For those able to find work at festival, music was just bonus
On the Friday afternoon of the Austin City Limits Music Festival, I met Marina, 19, a sophomore political science student at Texas A&M International University in Laredo. The day before, she had taken an eight-hour bus ride to get to Austin. It was her first visit to the city.
Dressed in a purple shirt, she had her hair pulled back and the most elaborate manicure I’ve ever seen. Unlike the snaggly bitten mess of my own nails, each of her nails was decorated to resemble the face of the Japanese cartoon character Hello Kitty. I was so jealous.
“It’s been fun,” Marina told me when I asked how ACL had been for her. Like lots of people, she was looking forward to hearing the band Coldplay, which was performing later that night. Though Marina had enjoyed all the bands she’d heard in Zilker Park that day, she hadn’t made the trip just to hear the music. She was here to work.
When I met Marina, she was standing just outside the crowd of people watching the hip 22-year-old English musician James Blake while holding a trash bag. Her purple shirt bore the name of the cleaning company she was working for, making her one of 4,500 paid staffers keeping the city-within-a-city-park functional during the event. She’d traveled to Austin after her mother told her about the opportunity to work at the festival.
In this economy, it’s no surprise that jobs are a major topic of conversation.
The federal Bureau of Labor Statistics reports that 14 million people are unemployed, about 9 percent of the working-age population. That figure means politicians are talking about creating jobs while a fair number of my friends are very interested in the possibility of catching and keeping one of these mythical jobs for themselves. (Employment is so scarce — and people were so reluctant to chat — that I’ve stuck to first names.
I originally surmised that people would find it difficult to work during the festival while other people were having fun. Instead, most of the people I talked to were thrilled just to be working. Not all the people I talked to had glamorous jobs, but some of them had an unexpected touch of glamour fall into their working lives.
When I chatted with DJ, 32, of Austin, he had parked the sanitary services truck he was driving on Barton Springs Road so he could snake a hose over the fence to empty the portable toilets in the fancier areas of the festival. While working one morning, he got to overhear Stevie Wonder rehearsing, before later watching Wonder’s headline set from the audience.
For Wes, 25, who was keeping the performers safe during the event, the touch of glamour came from being the recipient of an unexpected hug from singer-songwriter Conor Oberst of the band Bright Eyes during his Friday set. With that simple gesture in front of thousands of people, Oberst converted Wes into a fan.
“I never really heard this guy’s music, but I assure you that I — and everyone I know — will be checking him out,” Wes said.
Later, following Bright Eyes’ ACL aftershow Saturday night at Stubb’s, I had a brief talk with Jacob Feinberg, 34, who has been touring as a sound engineer for Oberst for eight years.
Feinberg told me that he works a lot of festivals with Oberst and his many different musical projects. He explained that, for him, festivals were about trying to do the best for your artist.
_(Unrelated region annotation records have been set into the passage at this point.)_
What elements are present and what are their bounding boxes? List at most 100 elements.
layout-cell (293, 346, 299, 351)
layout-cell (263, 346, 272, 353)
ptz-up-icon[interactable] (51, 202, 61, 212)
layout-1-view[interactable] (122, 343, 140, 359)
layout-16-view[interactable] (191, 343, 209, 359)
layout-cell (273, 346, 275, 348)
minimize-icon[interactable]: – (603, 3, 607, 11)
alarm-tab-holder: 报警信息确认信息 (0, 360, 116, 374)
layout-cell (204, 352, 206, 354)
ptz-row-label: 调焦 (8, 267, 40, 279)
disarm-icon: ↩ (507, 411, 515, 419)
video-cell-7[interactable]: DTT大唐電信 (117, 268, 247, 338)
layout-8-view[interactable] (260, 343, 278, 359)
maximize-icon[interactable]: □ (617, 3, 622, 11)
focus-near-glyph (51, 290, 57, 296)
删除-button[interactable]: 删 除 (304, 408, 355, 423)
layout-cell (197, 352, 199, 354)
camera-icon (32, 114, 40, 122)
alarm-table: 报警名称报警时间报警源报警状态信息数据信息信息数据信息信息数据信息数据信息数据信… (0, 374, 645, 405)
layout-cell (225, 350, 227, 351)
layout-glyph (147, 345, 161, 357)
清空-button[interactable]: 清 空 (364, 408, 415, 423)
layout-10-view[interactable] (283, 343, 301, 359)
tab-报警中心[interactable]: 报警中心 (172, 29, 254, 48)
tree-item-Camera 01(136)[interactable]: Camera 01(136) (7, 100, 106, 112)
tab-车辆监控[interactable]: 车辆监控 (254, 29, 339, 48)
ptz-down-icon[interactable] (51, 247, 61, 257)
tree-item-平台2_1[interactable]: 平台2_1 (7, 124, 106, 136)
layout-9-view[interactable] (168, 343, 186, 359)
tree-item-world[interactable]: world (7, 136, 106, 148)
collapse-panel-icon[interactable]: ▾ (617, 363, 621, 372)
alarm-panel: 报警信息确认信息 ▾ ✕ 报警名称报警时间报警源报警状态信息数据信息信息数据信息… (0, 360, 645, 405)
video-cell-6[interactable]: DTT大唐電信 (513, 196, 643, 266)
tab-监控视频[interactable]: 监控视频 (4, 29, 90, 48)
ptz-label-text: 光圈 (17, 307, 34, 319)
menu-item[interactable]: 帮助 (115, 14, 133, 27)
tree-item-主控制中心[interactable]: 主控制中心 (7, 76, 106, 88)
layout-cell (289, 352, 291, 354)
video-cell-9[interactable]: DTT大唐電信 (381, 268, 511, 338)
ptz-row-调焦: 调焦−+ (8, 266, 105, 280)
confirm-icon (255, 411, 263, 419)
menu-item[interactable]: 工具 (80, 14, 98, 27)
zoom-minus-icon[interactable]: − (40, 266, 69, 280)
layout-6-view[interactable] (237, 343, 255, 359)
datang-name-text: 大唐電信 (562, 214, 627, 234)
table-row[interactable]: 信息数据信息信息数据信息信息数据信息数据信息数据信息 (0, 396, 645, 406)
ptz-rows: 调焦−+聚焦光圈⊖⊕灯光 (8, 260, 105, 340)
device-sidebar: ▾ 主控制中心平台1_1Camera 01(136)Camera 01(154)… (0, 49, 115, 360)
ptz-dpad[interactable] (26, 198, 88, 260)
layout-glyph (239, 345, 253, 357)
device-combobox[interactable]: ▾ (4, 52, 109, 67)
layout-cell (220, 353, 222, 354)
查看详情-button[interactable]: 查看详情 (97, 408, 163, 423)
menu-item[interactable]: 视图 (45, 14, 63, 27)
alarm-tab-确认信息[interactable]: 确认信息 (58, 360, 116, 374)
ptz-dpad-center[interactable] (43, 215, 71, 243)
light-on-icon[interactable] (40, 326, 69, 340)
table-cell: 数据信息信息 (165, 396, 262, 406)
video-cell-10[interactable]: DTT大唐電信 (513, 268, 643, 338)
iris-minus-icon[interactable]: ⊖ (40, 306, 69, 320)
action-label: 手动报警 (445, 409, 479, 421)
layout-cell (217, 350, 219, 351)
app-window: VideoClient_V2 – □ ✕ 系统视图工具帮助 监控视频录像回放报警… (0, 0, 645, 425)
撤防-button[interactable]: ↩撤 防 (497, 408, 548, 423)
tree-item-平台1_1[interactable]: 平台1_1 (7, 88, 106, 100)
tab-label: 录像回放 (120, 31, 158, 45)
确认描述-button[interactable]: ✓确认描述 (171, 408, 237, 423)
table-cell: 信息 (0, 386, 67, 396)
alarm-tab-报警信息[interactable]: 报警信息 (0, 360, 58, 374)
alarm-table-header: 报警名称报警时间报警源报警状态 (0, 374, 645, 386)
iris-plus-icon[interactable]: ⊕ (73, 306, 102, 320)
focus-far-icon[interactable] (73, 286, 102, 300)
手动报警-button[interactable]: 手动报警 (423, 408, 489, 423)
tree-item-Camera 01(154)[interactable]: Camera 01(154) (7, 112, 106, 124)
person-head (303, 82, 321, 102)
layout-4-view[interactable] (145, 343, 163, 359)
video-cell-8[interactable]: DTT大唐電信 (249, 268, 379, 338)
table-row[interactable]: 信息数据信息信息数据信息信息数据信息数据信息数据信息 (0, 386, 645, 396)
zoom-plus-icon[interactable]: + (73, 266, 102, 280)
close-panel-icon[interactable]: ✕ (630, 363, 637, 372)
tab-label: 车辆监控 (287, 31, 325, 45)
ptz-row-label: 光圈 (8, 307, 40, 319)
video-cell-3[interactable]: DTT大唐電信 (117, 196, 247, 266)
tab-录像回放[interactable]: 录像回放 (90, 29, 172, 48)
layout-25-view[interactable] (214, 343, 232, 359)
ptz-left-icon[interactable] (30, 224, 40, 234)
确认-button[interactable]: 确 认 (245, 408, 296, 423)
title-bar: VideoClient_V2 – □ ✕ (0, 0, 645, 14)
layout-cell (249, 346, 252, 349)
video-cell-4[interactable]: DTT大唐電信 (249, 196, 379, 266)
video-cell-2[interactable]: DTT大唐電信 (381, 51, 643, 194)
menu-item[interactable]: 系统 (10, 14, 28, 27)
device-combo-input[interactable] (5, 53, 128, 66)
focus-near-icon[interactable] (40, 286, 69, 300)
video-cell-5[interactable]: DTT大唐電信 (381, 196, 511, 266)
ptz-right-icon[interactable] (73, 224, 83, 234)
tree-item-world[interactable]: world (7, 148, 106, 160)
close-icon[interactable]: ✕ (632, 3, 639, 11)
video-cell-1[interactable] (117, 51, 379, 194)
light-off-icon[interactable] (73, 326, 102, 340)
Given the fragile economy, I couldn’t help but think of the people in precarious employment situations when, during the broadcast taping of Arcade Fire’s show at ACL Live, I saw musician Regine Chassagne delivering the lyrics for the song “Sprawl II (Mountains Beyond Mountains).” Wearing a dress the color of the gold standard, Chassange sang the following:
“They heard me singing and told me stop/ Quit these pretentious things and just punch the clock.”
These days, just punching that clock is a luxury that too many Americans don’t have.
Getting to overhear even a moment of a private performance from Stevie Wonder while on the clock is an amazing bit of workplace gravy.
These days, nearly everyone with a job ought to be considered lucky.